RJ: Immigrants and immigrant communities are at the heart of what makes this city great but they also experience some of the most acute consequences of the ways in which we have not yet succeeded in making this a just and equitable city. As such, we are intentional in our efforts to partner with organizations that are housed in and serve immigrant communities, and that do so in ways that are appropriate to the linguistic and cultural contexts within those communities. Specifically, through our work with Retrofit Block by Block NYC, Queens for Affordable Housing and our involvement in the New York Immigration Coalition’s Housing Collaborative, we have provided analysis and organizing assistance in the immigrant struggles to increase the availability of affordable housing overall, to ensure equal access for immigrants to the affordable housing that exists and to ensure that the housing stock where immigrants currently live is decent and safe.
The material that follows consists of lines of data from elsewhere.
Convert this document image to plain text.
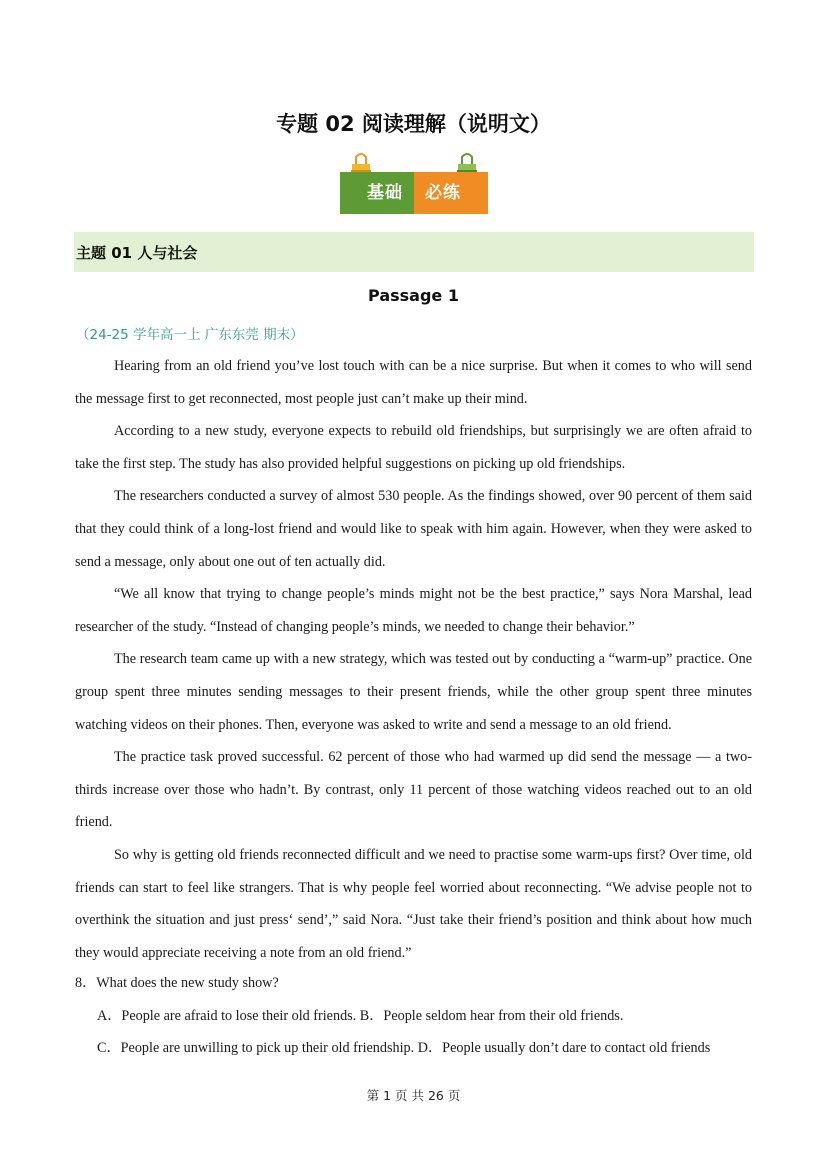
专题 02 阅读理解（说明文）
基础	必练
主题 01 人与社会
Passage 1
（24-25 学年高一上 广东东莞 期末）

Hearing from an old friend you’ve lost touch with can be a nice surprise. But when it comes to who will send the message first to get reconnected, most people just can’t make up their mind.

According to a new study, everyone expects to rebuild old friendships, but surprisingly we are often afraid to take the first step. The study has also provided helpful suggestions on picking up old friendships.

The researchers conducted a survey of almost 530 people. As the findings showed, over 90 percent of them said that they could think of a long-lost friend and would like to speak with him again. However, when they were asked to send a message, only about one out of ten actually did.

“We all know that trying to change people’s minds might not be the best practice,” says Nora Marshal, lead researcher of the study. “Instead of changing people’s minds, we needed to change their behavior.”

The research team came up with a new strategy, which was tested out by conducting a “warm-up” practice. One group spent three minutes sending messages to their present friends, while the other group spent three minutes watching videos on their phones. Then, everyone was asked to write and send a message to an old friend.

The practice task proved successful. 62 percent of those who had warmed up did send the message — a two-thirds increase over those who hadn’t. By contrast, only 11 percent of those watching videos reached out to an old friend.

So why is getting old friends reconnected difficult and we need to practise some warm-ups first? Over time, old friends can start to feel like strangers. That is why people feel worried about reconnecting. “We advise people not to overthink the situation and just press‘ send’,” said Nora. “Just take their friend’s position and think about how much they would appreciate receiving a note from an old friend.”

8．What does the new study show?

A．People are afraid to lose their old friends. B．People seldom hear from their old friends.

C．People are unwilling to pick up their old friendship. D．People usually don’t dare to contact old friends

第 1 页 共 26 页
In our transportation equity work we also work with partners serving immigrant communities to advocate and organize around transportation policy and planning that will best serve them. Our work on economic development policy and supporting NYC’s manufacturing sector, where 63% of the workforce is immigrant, is centered around fulfilling the promise of opportunity that brought many immigrants here.
Rather than thinking about the ways that we include immigrants in our work, we’d be hard-pressed to identify an area of work that doesn’t touch upon strengthening immigrant communities, in partnership with the entities that directly serve them.
The general diversity of arts and culture in NYC is directly related to the city’s rich immigrant population. The 1st and 2nd generation immigrants bring with them their traditions, which are exhibited in their artistic and cultural expression. At Pratt Center it is our endeavor to capture this diversity in our Arts and Cultural Initiative in order to give an accurate representation of the communities at large.
IAP: How can artists and activists get involved in the Arts, Culture and Sustainability Initiative?
RJ: The projects related to the Arts, Culture and Sustainability Initiative are designed to rely on the creative talents of artists to promote sustainability and environmental awareness through artistic measures. There are several ways artists and activists can participate in our up and coming projects:
- Staying abreast with our upcoming events by visiting http://prattcenter.net
- We are always looking for artists and volunteers for our projects and community engagements. Interested participants should contact me directly, [email protected]
- Pratt Center, The Pratt Initiative for Arts, Community and Social Change (IACSC) and Bedford Stuyvesant will be partnering on the “Amplify Action: Sustainability Through The Arts” group exhibit in 2012. The artist call was released Friday, July 15th, so we are accepting submissions for the exhibit from interested artists.